Da poco, da un viaggio, il terzo di questo 2018, di cui non so se racconterò su questo spazio, visto che fra le mie tante bozze ci sono ancora storie di veleggiate dall’altra parte del mondo che aspettano di uscire.
Tornata fra queste righe per un tempo ancora da definirsi, perché forse passeranno altri otto mesi prima che mi decida a rimettermi davanti al computer, soprattutto con la giusta ispirazione.
Tornata in una casa che a volte, dopo mesi, mi sembra ancora il grand hotel, ma che ormai odora del mio incenso e di noi, a passare una domenica di pisolini e finestre accostate con i miei gatti, prima di riprendere i ritmi del lavoro.
Tornata a piante da annaffiare che hanno tante foglie in più di quando sono partita e rendono bella questa grande casa più di qualsiasi arredamento di design.
Tornata all’orto, di cui ero certa che avrei scritto post su post e invece no, perché le mani o stanno nella terra o stanno sulla tastiera del pc.
Il nostro orto pazzo, un orto che se lo vedessero i miei bisnonni storcerebbero il naso, perché è fatto nei cassoni rialzati, un po’stile giardino urbano, e perché invece di esserci file ordinate di verdure ci sono pomodori gialli che crescono accanto a melanzane e cetrioli, con qualche cipolla e insalata a riempire gli spazi vuoti.
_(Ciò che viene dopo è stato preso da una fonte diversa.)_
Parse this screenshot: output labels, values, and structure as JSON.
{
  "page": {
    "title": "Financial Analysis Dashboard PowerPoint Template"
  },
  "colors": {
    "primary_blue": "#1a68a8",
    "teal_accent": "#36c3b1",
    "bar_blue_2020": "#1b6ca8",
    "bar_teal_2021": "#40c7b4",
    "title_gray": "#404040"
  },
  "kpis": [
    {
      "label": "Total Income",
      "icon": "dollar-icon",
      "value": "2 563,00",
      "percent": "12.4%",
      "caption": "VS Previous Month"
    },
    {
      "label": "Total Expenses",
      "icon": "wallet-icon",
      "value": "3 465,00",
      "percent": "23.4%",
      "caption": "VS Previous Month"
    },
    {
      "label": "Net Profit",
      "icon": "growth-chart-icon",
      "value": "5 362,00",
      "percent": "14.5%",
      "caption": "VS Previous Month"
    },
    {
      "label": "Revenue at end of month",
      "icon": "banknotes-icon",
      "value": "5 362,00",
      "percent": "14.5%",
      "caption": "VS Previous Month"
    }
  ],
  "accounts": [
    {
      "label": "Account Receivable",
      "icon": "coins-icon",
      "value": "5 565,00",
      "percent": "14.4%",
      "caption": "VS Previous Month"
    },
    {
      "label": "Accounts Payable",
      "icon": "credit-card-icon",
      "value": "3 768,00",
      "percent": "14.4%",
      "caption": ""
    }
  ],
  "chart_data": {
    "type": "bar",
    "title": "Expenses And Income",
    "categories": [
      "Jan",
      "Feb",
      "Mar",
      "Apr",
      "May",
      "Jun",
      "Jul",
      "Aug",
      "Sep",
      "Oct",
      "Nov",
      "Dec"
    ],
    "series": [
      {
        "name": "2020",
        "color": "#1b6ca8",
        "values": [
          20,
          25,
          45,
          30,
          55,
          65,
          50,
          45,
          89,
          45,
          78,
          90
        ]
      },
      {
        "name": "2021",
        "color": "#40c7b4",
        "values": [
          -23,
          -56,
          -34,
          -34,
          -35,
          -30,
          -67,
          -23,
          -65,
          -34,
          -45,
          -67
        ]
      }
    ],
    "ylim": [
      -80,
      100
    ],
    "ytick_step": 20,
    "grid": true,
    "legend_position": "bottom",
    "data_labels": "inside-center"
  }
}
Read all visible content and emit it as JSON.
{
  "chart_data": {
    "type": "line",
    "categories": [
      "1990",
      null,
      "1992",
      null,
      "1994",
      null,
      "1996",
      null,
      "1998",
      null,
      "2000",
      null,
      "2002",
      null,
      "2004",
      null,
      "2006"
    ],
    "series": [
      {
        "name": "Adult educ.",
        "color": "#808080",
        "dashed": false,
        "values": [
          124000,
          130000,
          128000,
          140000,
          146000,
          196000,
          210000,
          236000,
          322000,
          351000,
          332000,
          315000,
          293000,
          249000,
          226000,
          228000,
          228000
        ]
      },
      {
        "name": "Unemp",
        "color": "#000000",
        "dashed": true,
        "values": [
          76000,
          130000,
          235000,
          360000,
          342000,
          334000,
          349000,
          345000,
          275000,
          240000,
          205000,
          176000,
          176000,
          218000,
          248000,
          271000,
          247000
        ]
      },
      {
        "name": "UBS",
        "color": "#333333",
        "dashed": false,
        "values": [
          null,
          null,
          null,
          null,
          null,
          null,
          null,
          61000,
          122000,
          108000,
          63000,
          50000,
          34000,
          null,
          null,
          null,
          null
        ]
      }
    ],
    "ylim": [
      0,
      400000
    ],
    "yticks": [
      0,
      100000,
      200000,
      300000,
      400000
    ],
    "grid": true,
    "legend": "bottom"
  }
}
Il nostro orto che per la prima volta ci ha visti impegnati ed appassionati in una cosa che piace a entrambi, io e l’Orso, a versare sacchi di terriccio, spargere semi, strappare le erbacce e annaffiare le piantine appena messe a dimora.
In generale, prendersi cura.
Lo scolapasta rosso, smaltato, quello che per tre anni è stato appeso nella cucina della Soffitta solo “per bellezza”, l’avevo comprato proprio perché sapevo che un giorno ci sarebbero state verdure da raccogliere, e al nostro ritorno dalla croazia l’abbiamo riempito di pomodori e friggitelli.
Gli zucchini sono stati una spina nel cuore, seminati con cura in semenzaio a primavera, messi nella terra a inizio giugno, esplosi in una fioritura splendida e poi stecchiti, gialli e flosci, al primo sole di luglio, senza averci dato nemmeno un frutto.
Nemmeno il secondo tentativo, con le piantine comprate già grandi, è andato a buon fine.
Io che controllo se la luna è buona e chiedo ai miei nonni, scetticissimi, qual è il momento migliore per piantare questo o quello; io che trovo un vivaio in pieno centro e torno a casa con il cestino della bici pieno di aromatiche; io che mi esalto quando scopro che esiste un pomodorino “black cherry” .
Queste sono tante istantanee dei mesi passati che mi fanno sorridere, perché mai avrei pensato che fra le mie “balzanate” ci sarebbe stata anche quella di voler coltivare un orto in città, in un giardino superstite fra i condomini.
è strano, è nuovo per me, e mi piace molto.
Anche questo agosto è nuovo. è un mese che quando studiavo all’università odiavo perché mentre tutti facevano settimane e settimane di mare io preparavo gli esami per settembre, un mese che è stato tanto atteso e sempre troppo breve quando ci siamo trovati a trascorrerlo dall’altra parte del mondo per “i viaggioni” e allo stesso tempo infinito quando ho deciso di passarlo in città per lavorare.
Quest’anno trascorre lento, mi offre lunghissimi weekend di riposo e mi riserva dolcezze inaspettate, come tornare a casa dall’ambulatorio e trovare l’Orso, in ferie, ad aspettarmi; dormire a finestra aperta e sentire gli uccellini, al risveglio, un po’ come se mi trovassi ancora in campagna dai miei genitori.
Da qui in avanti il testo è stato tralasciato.